We had her microchipped too.
She has two permanent teeth showing on the bottom but otherwise they're all still puppy teeth. And her ears are not up yet.
She's a very calm, easy going little girl.
A little bit hesitant at first around new dogs and new people. Sorta nervous riding in the car or my truck and also today at the vet's office. Definitely different than our previous shepherds which were not bred for calm dispositions.
_Miss Molly and Maybelline_


----------



## n2gsds (Apr 16, 2011)

She's so pretty! Best of luck with her!


----------



## trish07 (Mar 5, 2010)

VomBlack said:


> Those TOES! Omg! :wub:


X2!!!!!!!


----------



## GSDElsa (Jul 22, 2009)

Love the airplane ears!


----------



## kmarti32 (Mar 28, 2011)

She is beautiful!


----------



## 1sttimeforgsd (Jul 29, 2010)

Pretty girl!


----------



## warpwr (Jan 13, 2011)

*Time for an update*

Miss Molly is now 5 months old and it's time for an update.
Her first day home...








Grown a bit since the little fuzz ball arrived.
One flap down... she's still teething so we'll wait on that for awhile.








Anyway we love her dearly. She is allowed up on the bed but she prefers to sleep all night on the floor (thank you lord). In the morning she gets up there with lots of kisses but settles right down until one of us gets up.
She finished puppy school and we take her to a puppy social once a week for shy puppies. She was pretty shy around other dogs but she is improving in that department by leaps and bounds, literally.
We are taking both dogs to obedience class once a week too. She is learning to heel, come, sit, down, stay and etc a little more firmly than she did in puppy school. She and Maybelline are both doing very well in that class.

They play together and get along real well too. Every evening when we go to bed they get the zoomies and run all around the backyard, through the dog door down the hall into our room across the bed and then back down the hall, outside and then repeat this several times until their tongues are hanging out. It's very funny to watch and hear this action, ha.


----------



## wilbanks17 (Feb 11, 2011)

OMG... she is too cute.


----------



## warpwr (Jan 13, 2011)

*Update at 7 months...*

Molly is now 7 months old.
I'm going to try to do this update once a month until she's a year old.
_Now_








_Then_








Still has that great eye contact that made us choose her....


----------



## warpwr (Jan 13, 2011)

*Now 8 months old...*

Miss Molly is now 8 months and about 70-75 lbs, I think she will probably be 85. 
Some people think she's really big for a she-dog.
I dunno, she has pretty long legs I guess. Our last boy was 120.

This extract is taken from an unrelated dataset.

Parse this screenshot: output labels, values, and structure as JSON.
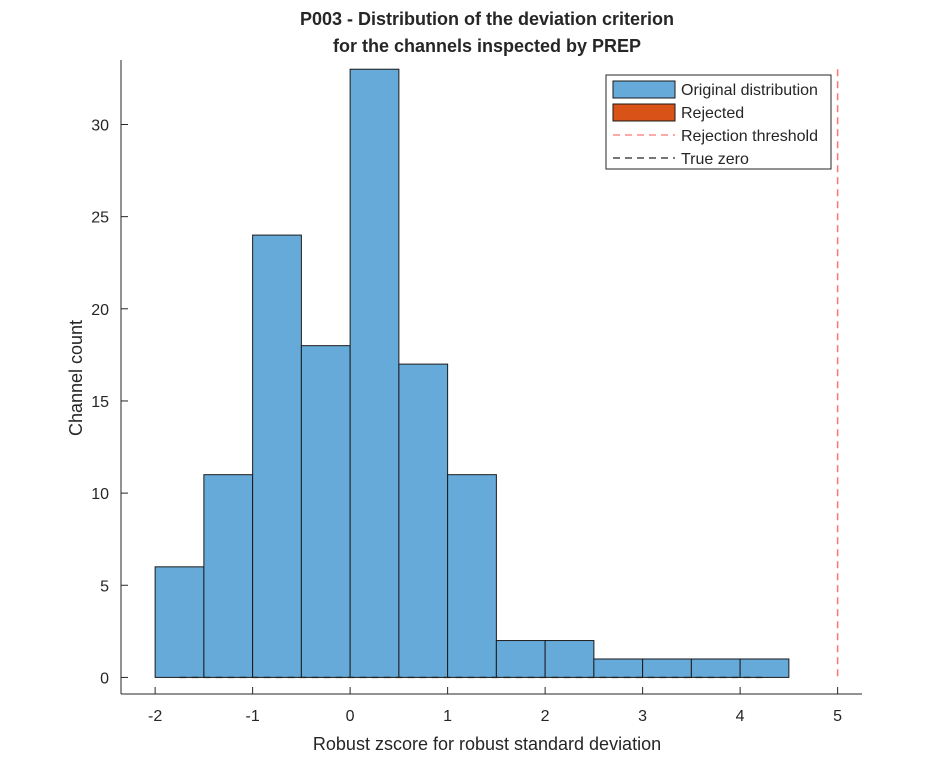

If you measure by tongue size, then she really _is_ big.


----------



## warpwr (Jan 13, 2011)

*9 months now*

Miss Molly is nine months old now.
Wow she has grown up fast.
She just finished her first heat cycle.
So now it's time for her nine month picture updates and here they are.



















We stopped by the vet's and she weighed in at 75 lbs. She is about 25 inches tall at the shoulder.


----------



## NancyJ (Jun 15, 2003)

It is nice to see all the stages Miss Molly has gone through. Looking forward to seening the rest.


----------



## zackgsd (May 9, 2011)

Very pretty


----------



## Lialla (Jan 12, 2011)

looks like she is catching up to her ears ) very pretty girl!


----------



## Stosh (Jun 26, 2010)

It always amazes me how the look in pups' eyes and the expression in their face and body stays with them no matter how much the outside changes. Very pretty girl you have there- and cool back yard!


----------



## marshies (May 18, 2011)

Very pretty girl. I love her puppy look. Too fluffy to be allowed to exist.


----------



## warpwr (Jan 13, 2011)

*10 month update*

Today Miss Molly is 10 months old.








She weighs 79 lbs. and is becoming quite the young lady.
She has two new (feral kitten) pals.
Foxy








and Graphite


----------



## Daisy&Lucky's Mom (Apr 24, 2011)

She has definitely become a young lady and she is a beautiful. To watch her grow from the baby dog to the very pretty big girl is great. Enjoy and keep taking pictures.


----------



## warpwr (Jan 13, 2011)

*11 Months old today*

Miss Molly is 11 months old today so here are new pictures.
Hard to believe she's almost a year old already.
She is a great dog (as they all are) a very smart GSD (as they all are) and a mischievous girl.
Last night she saw one of the kittens jump over the back of the sofa (from back to front) so she did it too. Almost into Diane's lap who exclaimed "What are you doing?". Haha, I should have had the camera ready for that one. With all these animals I guess I should always have a camera ready.


----------